Casting for the central role of Buffy has also not yet been determined. The new version, sources say, will be contemporary and build on the mythology of the original. Like today's world, the new Buffy will be richly diverse, with some aspects of the series, like the flagship, seen as metaphors for issues currently facing society.
Buffy the Vampire Slayer ran for seven seasons on The WB Network (which evolved to become The CW) and UPN. The series continued in comic book form after completing its run in 2003. Buffy was based on the feature film of the same name that was originally penned by Whedon and which starred Kristy Swanson and Luke Perry.
The cult-favorite series became a breakout and helped turn Whedon into a household name, while also launching the careers of the show's stars (including David Boreanaz and Alyson Hannigan) and writers (including Jane Espenson and Marti Noxon). Buffy has been ranked as one of the greatest TV series of all time and hailed for the way in which Whedon and the writers challenged gender norms and portrayed Buffy as a feminist hero.
In an interview with The Hollywood Reporter in March 2017, pegged to the show's 20th anniversary, Whedon said he wouldn't rule out a Buffy reboot or reunion but also expressed his "fear" at the idea: "I see a little bit of what I call monkey's paw in these reboots. You bring something back, and even if it's exactly as good as it was, the experience can't be. You've already experienced it, and part of what was great was going through it for the first time. You have to meet expectations and adjust it for the climate, which is not easy. Luckily most of my actors still look wonderful, but I'm not worried about them being creaky. I'm more worried about me being creaky as a storyteller. You don't want that feeling that you should have left before the encore."
The decision to reboot Buffy comes a few months after Fox and 20th TV chairman and CEO Gary Newman hinted that the title could soon find itself in the studio's development pipeline. "[Buffy] is probably our most ripe show for a remake. It's something we talk about frequently," he said in March, noting that the choice to do so ultimately was up to Whedon.
For her part, Owusu-Breen recently created and showran NBC's Midnight, Texas. She left the series after season one. Her credits also include Revolution, Fringe, Brothers & Sisters, Alias, Lost and Charmed. She is repped by WME.
The Buffy reboot and HBO drama mark a return to television for Whedon, whose credits include Buffy spinoff Angel, Firefly and Dollhouse. The once-beloved showrunner has been criticized more recently after allegations of cheating from his ex-wife. Whedon is repped by CAA and Ziffren Brittenham.
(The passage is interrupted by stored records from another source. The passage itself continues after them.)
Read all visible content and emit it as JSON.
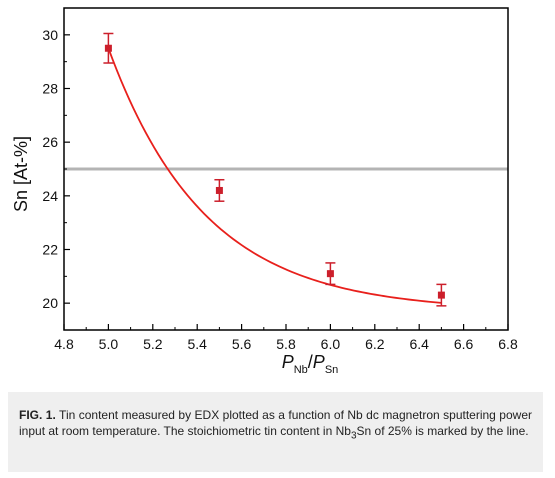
{
  "chart_data": {
    "type": "scatter",
    "x": [
      5.0,
      5.5,
      6.0,
      6.5
    ],
    "y": [
      29.5,
      24.2,
      21.1,
      20.3
    ],
    "y_err": [
      0.55,
      0.4,
      0.4,
      0.4
    ],
    "fit_curve": {
      "type": "exponential-decay",
      "y0": 19.7,
      "A": 9.8,
      "k": 2.3,
      "x_start": 5.0
    },
    "reference_line": {
      "y": 25.0
    },
    "xlim": [
      4.8,
      6.8
    ],
    "ylim": [
      19.0,
      31.0
    ],
    "x_ticks": [
      "4.8",
      "5.0",
      "5.2",
      "5.4",
      "5.6",
      "5.8",
      "6.0",
      "6.2",
      "6.4",
      "6.6",
      "6.8"
    ],
    "y_ticks": [
      "20",
      "22",
      "24",
      "26",
      "28",
      "30"
    ],
    "xlabel": {
      "p1": "P",
      "sub1": "Nb",
      "slash": "/",
      "p2": "P",
      "sub2": "Sn"
    },
    "ylabel": "Sn [At-%]",
    "grid": false,
    "colors": {
      "data": "#cc1f2b",
      "fit": "#e8201c",
      "reference": "#b4b4b4",
      "axis": "#000000"
    }
  },
  "caption": {
    "label": "FIG. 1.",
    "text1": " Tin content measured by EDX plotted as a function of Nb dc magnetron sputtering power input at room temperature. The stoichiometric tin content in Nb",
    "sub": "3",
    "text2": "Sn of 25% is marked by the line."
  }
}
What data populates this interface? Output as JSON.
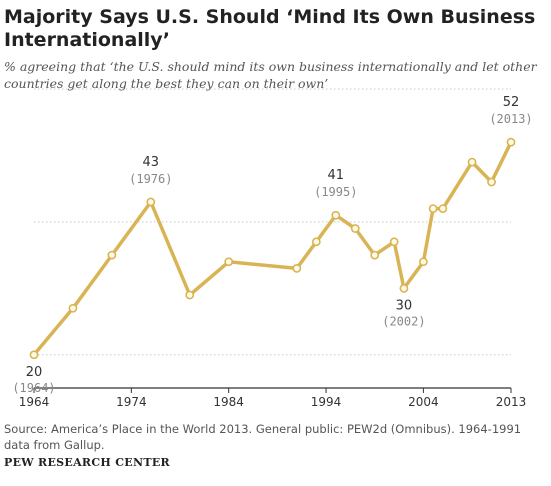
{
  "title": "Majority Says U.S. Should ‘Mind Its Own Business Internationally’",
  "subtitle": "% agreeing that ‘the U.S. should mind its own business internationally and let other countries get along the best they can on their own’",
  "source": "Source: America’s Place in the World 2013. General public: PEW2d (Omnibus). 1964-1991 data from Gallup.",
  "brand": "PEW RESEARCH CENTER",
  "colors": {
    "line": "#d9b455",
    "marker_fill": "#fffbe8",
    "grid": "#c8c8c8",
    "axis": "#333333"
  },
  "chart_data": {
    "type": "line",
    "series": [
      {
        "x": [
          1964,
          1968,
          1972,
          1976,
          1980,
          1984,
          1991,
          1993,
          1995,
          1997,
          1999,
          2001,
          2002,
          2004,
          2005,
          2006,
          2009,
          2011,
          2013
        ],
        "y": [
          20,
          27,
          35,
          43,
          29,
          34,
          33,
          37,
          41,
          39,
          35,
          37,
          30,
          34,
          42,
          42,
          49,
          46,
          52
        ]
      }
    ],
    "xlim": [
      1964,
      2013
    ],
    "ylim": [
      15,
      60
    ],
    "xticks": [
      "1964",
      "1974",
      "1984",
      "1994",
      "2004",
      "2013"
    ],
    "xtick_values": [
      1964,
      1974,
      1984,
      1994,
      2004,
      2013
    ],
    "gridlines_y": [
      20,
      40,
      60
    ],
    "annotations": [
      {
        "value": "20",
        "year": "(1964)",
        "x": 1964,
        "y": 20,
        "position": "below"
      },
      {
        "value": "43",
        "year": "(1976)",
        "x": 1976,
        "y": 43,
        "position": "above"
      },
      {
        "value": "41",
        "year": "(1995)",
        "x": 1995,
        "y": 41,
        "position": "above"
      },
      {
        "value": "30",
        "year": "(2002)",
        "x": 2002,
        "y": 30,
        "position": "below"
      },
      {
        "value": "52",
        "year": "(2013)",
        "x": 2013,
        "y": 52,
        "position": "above"
      }
    ]
  }
}
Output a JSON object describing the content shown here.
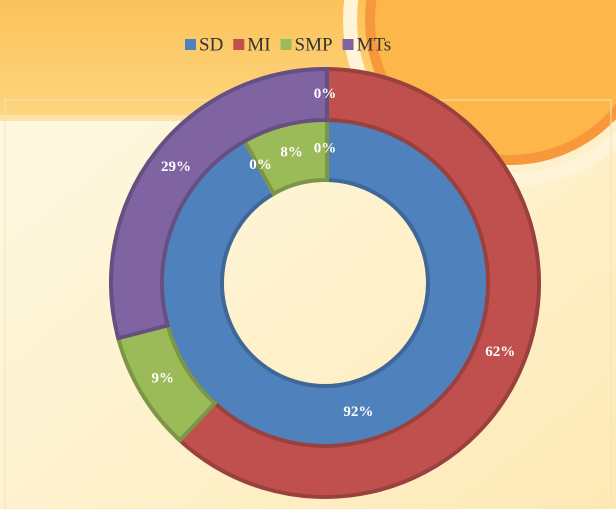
{
  "chart_data": {
    "type": "donut",
    "categories": [
      "SD",
      "MI",
      "SMP",
      "MTs"
    ],
    "colors": [
      "#4f81bd",
      "#c0504d",
      "#9bbb59",
      "#8064a2"
    ],
    "rings": [
      {
        "values": [
          92,
          0,
          8,
          0
        ],
        "value_labels": [
          "92%",
          "0%",
          "8%",
          "0%"
        ]
      },
      {
        "values": [
          0,
          62,
          9,
          29
        ],
        "value_labels": [
          "0%",
          "62%",
          "9%",
          "29%"
        ]
      }
    ],
    "legend": "top"
  }
}
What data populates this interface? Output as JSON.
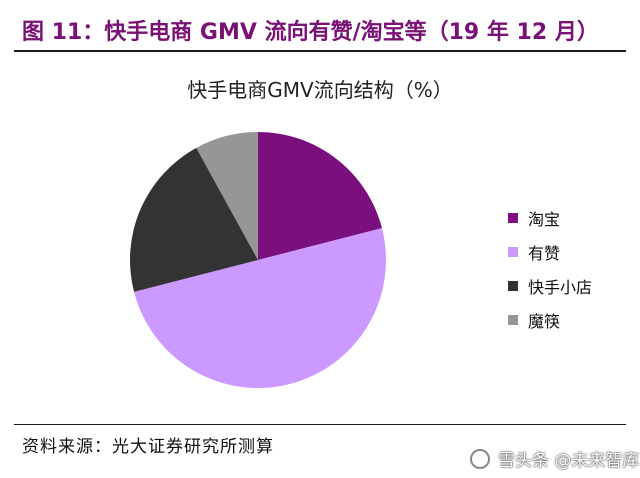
{
  "figure": {
    "title": "图 11：快手电商 GMV 流向有赞/淘宝等（19 年 12 月）",
    "source": "资料来源：光大证券研究所测算",
    "watermark": "雪头条 @未来智库"
  },
  "chart_data": {
    "type": "pie",
    "title": "快手电商GMV流向结构（%）",
    "start_angle_deg": 0,
    "direction": "clockwise",
    "legend_position": "right",
    "slices": [
      {
        "label": "淘宝",
        "value": 21,
        "color": "#7b0f7d"
      },
      {
        "label": "有赞",
        "value": 50,
        "color": "#cb99ff"
      },
      {
        "label": "快手小店",
        "value": 21,
        "color": "#333333"
      },
      {
        "label": "魔筷",
        "value": 8,
        "color": "#969696"
      }
    ]
  }
}
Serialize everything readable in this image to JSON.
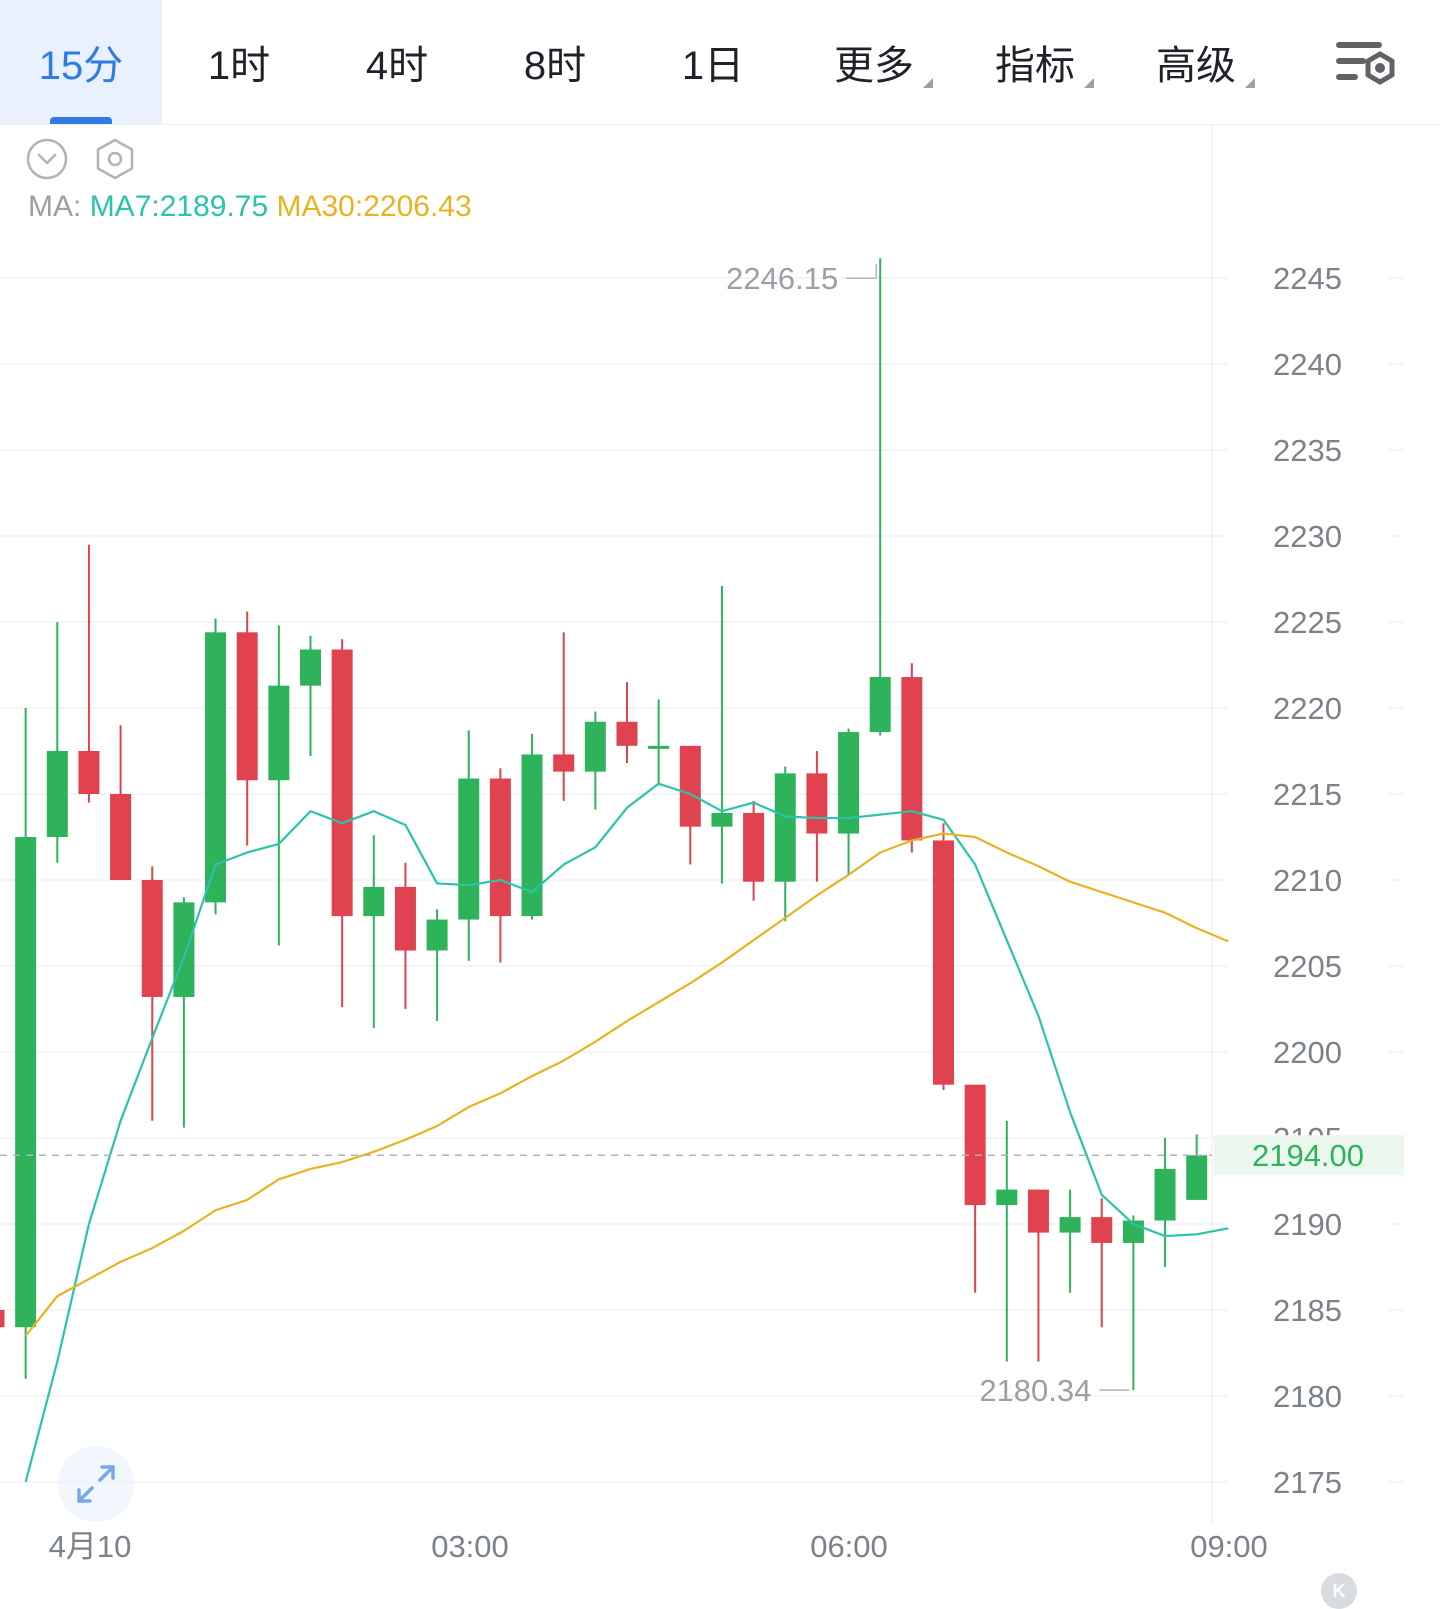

Reboots and spinoffs continue to be in demand as broadcast, streaming and cable outlets alike look for proven IP in a bid to both monetize libraries and cut through a cluttered scripted landscape that features more than 500 scripted originals this year alone. For its part, 20th TV has revived 24 and Prison Break, among others, in recent years. The Buffy reboot is part of a larger effort by Fox 21 to expand its slate to streaming and cable.